Without Christian practice and instruction, our political and educational leaders believed our “republican forms of government” would fail. In reviewing the historical degradation of American values and morality, national disrespect and incivility, general cultural decay and widespread ignorance of our national Christian heritage, a direct line can easily be traced to this particular SCOTUS ruling in June 1962.

This legal ruling was, after all, the first overt and unprecedented step to remake America into a non-religious people. That’s when we began to forget who we were and what we valued. Even more indirectly, it’s also when religion, specifically Christianity (our founding religion), was segregated and silenced in our national culture.

Since this anti-religious SCOTUS ruling in 1962, America has slowly descended into social disorder.
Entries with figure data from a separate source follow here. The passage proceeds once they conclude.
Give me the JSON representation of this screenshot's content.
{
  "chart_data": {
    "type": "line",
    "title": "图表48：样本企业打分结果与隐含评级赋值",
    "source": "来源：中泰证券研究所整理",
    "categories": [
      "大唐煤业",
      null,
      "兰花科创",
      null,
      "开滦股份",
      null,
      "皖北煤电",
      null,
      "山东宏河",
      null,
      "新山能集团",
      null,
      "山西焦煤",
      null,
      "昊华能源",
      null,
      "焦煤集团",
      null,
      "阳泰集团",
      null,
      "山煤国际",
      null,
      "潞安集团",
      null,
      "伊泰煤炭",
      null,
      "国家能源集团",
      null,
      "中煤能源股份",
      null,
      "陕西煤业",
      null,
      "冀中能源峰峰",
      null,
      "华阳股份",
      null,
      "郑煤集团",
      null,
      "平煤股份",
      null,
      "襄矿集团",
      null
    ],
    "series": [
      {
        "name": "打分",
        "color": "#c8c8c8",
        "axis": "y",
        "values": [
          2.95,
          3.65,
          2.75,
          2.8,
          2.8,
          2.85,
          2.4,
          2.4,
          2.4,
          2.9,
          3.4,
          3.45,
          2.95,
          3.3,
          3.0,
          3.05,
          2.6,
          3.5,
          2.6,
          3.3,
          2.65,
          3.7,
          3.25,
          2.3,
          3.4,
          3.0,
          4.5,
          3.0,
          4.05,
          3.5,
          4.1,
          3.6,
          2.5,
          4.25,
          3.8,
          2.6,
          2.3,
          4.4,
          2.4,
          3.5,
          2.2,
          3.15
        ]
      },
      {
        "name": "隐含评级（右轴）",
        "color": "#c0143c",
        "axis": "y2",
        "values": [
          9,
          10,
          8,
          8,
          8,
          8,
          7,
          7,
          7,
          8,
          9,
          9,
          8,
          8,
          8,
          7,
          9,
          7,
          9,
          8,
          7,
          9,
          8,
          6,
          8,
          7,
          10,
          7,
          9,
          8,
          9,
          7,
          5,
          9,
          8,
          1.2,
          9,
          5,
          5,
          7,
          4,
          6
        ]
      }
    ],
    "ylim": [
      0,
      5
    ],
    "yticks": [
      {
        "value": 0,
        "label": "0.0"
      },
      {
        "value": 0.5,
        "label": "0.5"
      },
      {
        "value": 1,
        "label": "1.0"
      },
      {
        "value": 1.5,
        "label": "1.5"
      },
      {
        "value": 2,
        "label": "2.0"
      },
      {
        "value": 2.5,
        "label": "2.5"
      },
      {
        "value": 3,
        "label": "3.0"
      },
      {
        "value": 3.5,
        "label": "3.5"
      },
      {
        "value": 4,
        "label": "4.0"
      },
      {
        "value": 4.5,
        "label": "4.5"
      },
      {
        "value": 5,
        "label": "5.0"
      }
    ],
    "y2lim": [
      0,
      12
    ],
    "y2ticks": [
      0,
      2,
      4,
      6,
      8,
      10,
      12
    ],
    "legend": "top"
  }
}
Our homes, schools, and workplaces have become agnostic spaces. As Americans became more secular, we also grew more divisive, uncivil, litigious, undisciplined, violent, hedonistic, narcissistic and profane. We became modern Romans not historic Americans. Jeremiah prophesied about his people: “Yet my people have forgotten me; they burn incense to worthless idols, which made them stumble in their ways, in the ancient paths.” (Jeremiah 1:15)

America is still a unique, blessed nation, but it’s not invincible. If it’s going to be destroyed, it will happen from within.

It’s why June 15, 1962 mattered.

And still does.




1. As quoted in “School Prayers: Hearings Before the Committee on the Judiciary House of Representatives,” 88th Congress, Second Session, June 3, 1964, Part One: p. 501.

2. Jedidiah Morse, “A Sermon, Exhibiting the Present Dangers and Consequent Duties of the Citizens of the United States of America,” Delivered at Charlestown, April 25, 1799, The Day of the National Fast (MA: Printed by Samuel Etheridge, 1799), p. 11.

3. Benjamin Rush, Essays, Literary, Moral & Philosophical (Philadelphia: Thomas & Samuel F. Bradford, 1798), pp. 94, 100, “A Defence of the Use of the Bible as a School Book.”

4. From the forward to the 1836 McGuffrey’s Reader, “Our Christian Heritage,” Letter from Plymouth Rock (Marlborough, NH, The Plymouth Rock Foundation), p. 5.

5. Noah Webster, A Collection of Papers on Political, Literary, and Moral Subjects (New York: Webster and Clark, 1843), p. 291, from his “Reply to a Letter of David McClure on the Subject of the Proper Course of Study” in the Girard College, Philadelphia. New Haven, October 25, 1836.